REPUBLIKA.CO.ID,JAKARTA--Guru Besar UIN Syarif Hidayatullah, Prof Azyumardi Azra mengatakan, Ramadhan mesti menjadi kesempatan kita kembali kepada fitrah. Hal itu dia sampaikan, saat menjadi khotib shalat Idul Fitri di Masjid Agung Sunda Kelapa, Senin (2/5/2022).
"Pada kesempatan ini kembali kepada fitrah secara individual-personal, setiap Muslimin dan Muslimat wajib memperluas kesucian ke dalam kehidupan sosial kemasyarakatan," katanya mengingatkan.
Hal ini menurutnya dapat dilakukan dengan saling meminta dan memberi maaf. Sehingga persaudaraan sesama Muslim (ukhuwwah Islamiyyah), sesama warga tanah air (ukhuwwah wathaniyyah) dan sesama manusia (ukhuwwah insaniyyah) menjadi kuat dan penuh kesucian.
Allah SWT dalam surat Al-Hujurat ayat 10 berfirman yang artinya:
"Sesungguhnya orang-orang mukmin adalah bersaudara. Karena itu, damaikanlah antara kedua saudaramu dan bertakwalah kepada Allah, supaya kamu mendapat rahmat."
Dia menerangkan, kata ukhuwwah semula bermakna perhatian. Dengan perhatian berbagai pihak bisa terjalin persaudaraan, yang berkembang menjadi pandangan kebersamaaan (commonalities) dan harmoni di antara pihak-pihak bersaudara. Makna ukhuwwah, persaudaraan, memerlukan keterlibatan semua pihak, sehingga melahirkan komonalitas dan harmoni.
"Arti substantif ukhuwwah adalah perhatian, persamaan, komonalitas, dan harmoni mengandung makna memperkokoh tali persaudaraan dan kasih sayang (silaturrahim)," katanya.
Untuk itu, kiranya perlu diingat, Allah SWT tidak menciptakan semua makhluk-Nya dalam persamaan tunggal seragam homogen.

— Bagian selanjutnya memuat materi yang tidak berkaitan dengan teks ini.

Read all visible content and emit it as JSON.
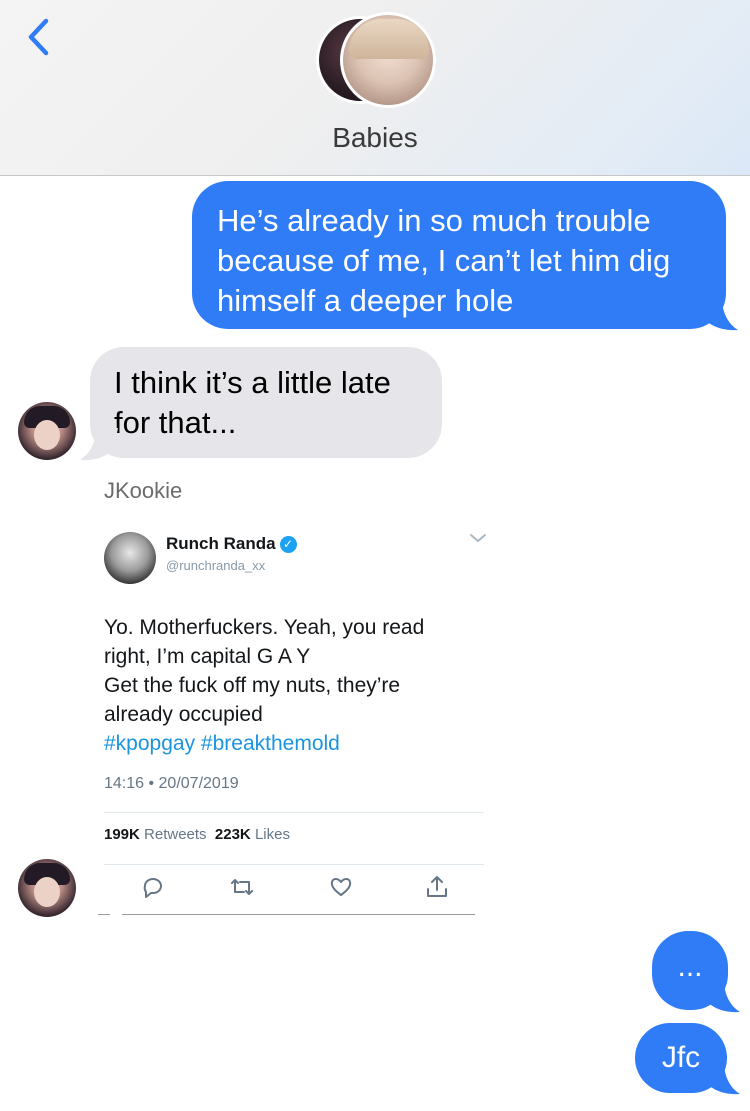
{
  "header": {
    "contact_name": "Babies",
    "accent_color": "#2f7cf6"
  },
  "messages": [
    {
      "direction": "sent",
      "lines": [
        "He’s already in so much trouble",
        "because of me, I can’t let him dig",
        "himself a deeper hole"
      ]
    },
    {
      "direction": "received",
      "lines": [
        "I think it’s a little late",
        "for that..."
      ]
    }
  ],
  "sender_label": "JKookie",
  "tweet": {
    "display_name": "Runch Randa",
    "handle": "@runchranda_xx",
    "text_lines": [
      "Yo. Motherfuckers. Yeah, you read",
      "right, I’m capital G A Y",
      "Get the fuck off my nuts, they’re",
      "already occupied"
    ],
    "hashtags": [
      "#kpopgay",
      "#breakthemold"
    ],
    "timestamp": "14:16 • 20/07/2019",
    "retweets_count": "199K",
    "retweets_label": "Retweets",
    "likes_count": "223K",
    "likes_label": "Likes",
    "hashtag_color": "#1b95e0"
  },
  "replies": [
    {
      "direction": "sent",
      "text": "..."
    },
    {
      "direction": "sent",
      "text": "Jfc"
    }
  ]
}
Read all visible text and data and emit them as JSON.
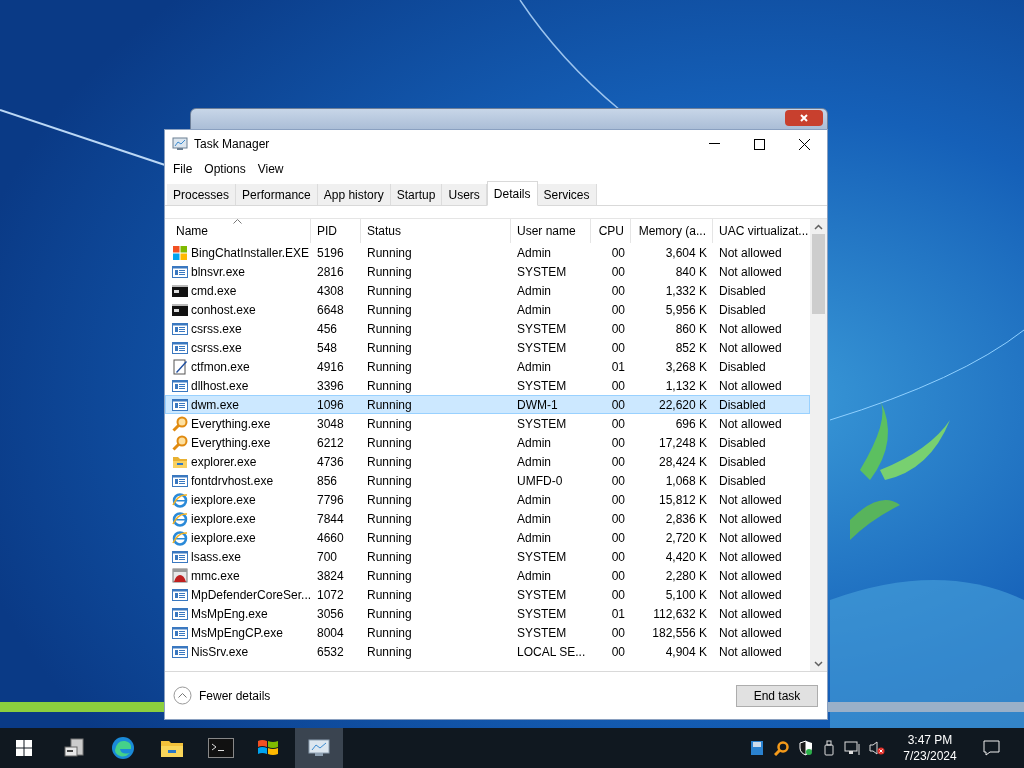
{
  "window": {
    "title": "Task Manager"
  },
  "menu": [
    "File",
    "Options",
    "View"
  ],
  "tabs": [
    {
      "label": "Processes",
      "selected": false
    },
    {
      "label": "Performance",
      "selected": false
    },
    {
      "label": "App history",
      "selected": false
    },
    {
      "label": "Startup",
      "selected": false
    },
    {
      "label": "Users",
      "selected": false
    },
    {
      "label": "Details",
      "selected": true
    },
    {
      "label": "Services",
      "selected": false
    }
  ],
  "table": {
    "columns": [
      "Name",
      "PID",
      "Status",
      "User name",
      "CPU",
      "Memory (a...",
      "UAC virtualizat..."
    ],
    "rows": [
      {
        "kind": "windows",
        "name": "BingChatInstaller.EXE",
        "pid": "5196",
        "status": "Running",
        "user": "Admin",
        "cpu": "00",
        "memory": "3,604 K",
        "uac": "Not allowed",
        "selected": false
      },
      {
        "kind": "app",
        "name": "blnsvr.exe",
        "pid": "2816",
        "status": "Running",
        "user": "SYSTEM",
        "cpu": "00",
        "memory": "840 K",
        "uac": "Not allowed",
        "selected": false
      },
      {
        "kind": "console",
        "name": "cmd.exe",
        "pid": "4308",
        "status": "Running",
        "user": "Admin",
        "cpu": "00",
        "memory": "1,332 K",
        "uac": "Disabled",
        "selected": false
      },
      {
        "kind": "console",
        "name": "conhost.exe",
        "pid": "6648",
        "status": "Running",
        "user": "Admin",
        "cpu": "00",
        "memory": "5,956 K",
        "uac": "Disabled",
        "selected": false
      },
      {
        "kind": "app",
        "name": "csrss.exe",
        "pid": "456",
        "status": "Running",
        "user": "SYSTEM",
        "cpu": "00",
        "memory": "860 K",
        "uac": "Not allowed",
        "selected": false
      },
      {
        "kind": "app",
        "name": "csrss.exe",
        "pid": "548",
        "status": "Running",
        "user": "SYSTEM",
        "cpu": "00",
        "memory": "852 K",
        "uac": "Not allowed",
        "selected": false
      },
      {
        "kind": "notepad",
        "name": "ctfmon.exe",
        "pid": "4916",
        "status": "Running",
        "user": "Admin",
        "cpu": "01",
        "memory": "3,268 K",
        "uac": "Disabled",
        "selected": false
      },
      {
        "kind": "app",
        "name": "dllhost.exe",
        "pid": "3396",
        "status": "Running",
        "user": "SYSTEM",
        "cpu": "00",
        "memory": "1,132 K",
        "uac": "Not allowed",
        "selected": false
      },
      {
        "kind": "app",
        "name": "dwm.exe",
        "pid": "1096",
        "status": "Running",
        "user": "DWM-1",
        "cpu": "00",
        "memory": "22,620 K",
        "uac": "Disabled",
        "selected": true
      },
      {
        "kind": "search",
        "name": "Everything.exe",
        "pid": "3048",
        "status": "Running",
        "user": "SYSTEM",
        "cpu": "00",
        "memory": "696 K",
        "uac": "Not allowed",
        "selected": false
      },
      {
        "kind": "search",
        "name": "Everything.exe",
        "pid": "6212",
        "status": "Running",
        "user": "Admin",
        "cpu": "00",
        "memory": "17,248 K",
        "uac": "Disabled",
        "selected": false
      },
      {
        "kind": "folder",
        "name": "explorer.exe",
        "pid": "4736",
        "status": "Running",
        "user": "Admin",
        "cpu": "00",
        "memory": "28,424 K",
        "uac": "Disabled",
        "selected": false
      },
      {
        "kind": "app",
        "name": "fontdrvhost.exe",
        "pid": "856",
        "status": "Running",
        "user": "UMFD-0",
        "cpu": "00",
        "memory": "1,068 K",
        "uac": "Disabled",
        "selected": false
      },
      {
        "kind": "ie",
        "name": "iexplore.exe",
        "pid": "7796",
        "status": "Running",
        "user": "Admin",
        "cpu": "00",
        "memory": "15,812 K",
        "uac": "Not allowed",
        "selected": false
      },
      {
        "kind": "ie",
        "name": "iexplore.exe",
        "pid": "7844",
        "status": "Running",
        "user": "Admin",
        "cpu": "00",
        "memory": "2,836 K",
        "uac": "Not allowed",
        "selected": false
      },
      {
        "kind": "ie",
        "name": "iexplore.exe",
        "pid": "4660",
        "status": "Running",
        "user": "Admin",
        "cpu": "00",
        "memory": "2,720 K",
        "uac": "Not allowed",
        "selected": false
      },
      {
        "kind": "app",
        "name": "lsass.exe",
        "pid": "700",
        "status": "Running",
        "user": "SYSTEM",
        "cpu": "00",
        "memory": "4,420 K",
        "uac": "Not allowed",
        "selected": false
      },
      {
        "kind": "mmc",
        "name": "mmc.exe",
        "pid": "3824",
        "status": "Running",
        "user": "Admin",
        "cpu": "00",
        "memory": "2,280 K",
        "uac": "Not allowed",
        "selected": false
      },
      {
        "kind": "app",
        "name": "MpDefenderCoreSer...",
        "pid": "1072",
        "status": "Running",
        "user": "SYSTEM",
        "cpu": "00",
        "memory": "5,100 K",
        "uac": "Not allowed",
        "selected": false
      },
      {
        "kind": "app",
        "name": "MsMpEng.exe",
        "pid": "3056",
        "status": "Running",
        "user": "SYSTEM",
        "cpu": "01",
        "memory": "112,632 K",
        "uac": "Not allowed",
        "selected": false
      },
      {
        "kind": "app",
        "name": "MsMpEngCP.exe",
        "pid": "8004",
        "status": "Running",
        "user": "SYSTEM",
        "cpu": "00",
        "memory": "182,556 K",
        "uac": "Not allowed",
        "selected": false
      },
      {
        "kind": "app",
        "name": "NisSrv.exe",
        "pid": "6532",
        "status": "Running",
        "user": "LOCAL SE...",
        "cpu": "00",
        "memory": "4,904 K",
        "uac": "Not allowed",
        "selected": false
      }
    ]
  },
  "footer": {
    "toggle": "Fewer details",
    "button": "End task"
  },
  "taskbar": {
    "time": "3:47 PM",
    "date": "7/23/2024"
  }
}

Umat manusia diciptakanNya beragam, berbeda satu sama lain.
"Kebhinnekaan adalah kenyataan dan keniscayaan yang tidak berubah sepanjang masa karena itulah ‘takdir’ Allah SWT bagi semua makhluk," katanya.
Di dalam Alquran surah Hud ayat 118-119, Allah SWT menegaskan:
"Dan jika Tuhanmu menghendaki, tentu Dia jadikan manusia umat yang tunggal [seragam]. Namun, mereka akan tetap berselisih pendapat."
Karena kebersamaan komonalitas commonalities dan perbedaan di antara umat manusia adalah sunnatullah yang tidak bisa diubah, kita perlu bijak menyikapinya. Perbedaan, kebhinnekaan atau kemajemukan hendaknya jangan menimbulkan perselisihan, apalagi permusuhan dan konflik yang mendatangkan kesengsaraan.
"Bila perbedaan dan kebhinnekaan disikapi bijak, insya Allah rahmat Allah SWT bakal datang," katanya.
Nabi Muhammad SAW pernah bersabda: “Ikhtilafu ummati rahmatun (perbedaan antar-umatku adalah rahmah)."
Keterbukaan dan kesediaan menerima persamaan atau hal-hal bersamaan (komonalitas) dan perbedaan atau kebhinnekaan sebagai rahmat Allah adalah pangkal persaudaraan keislaman-ukhuwwah Islamiyyaah.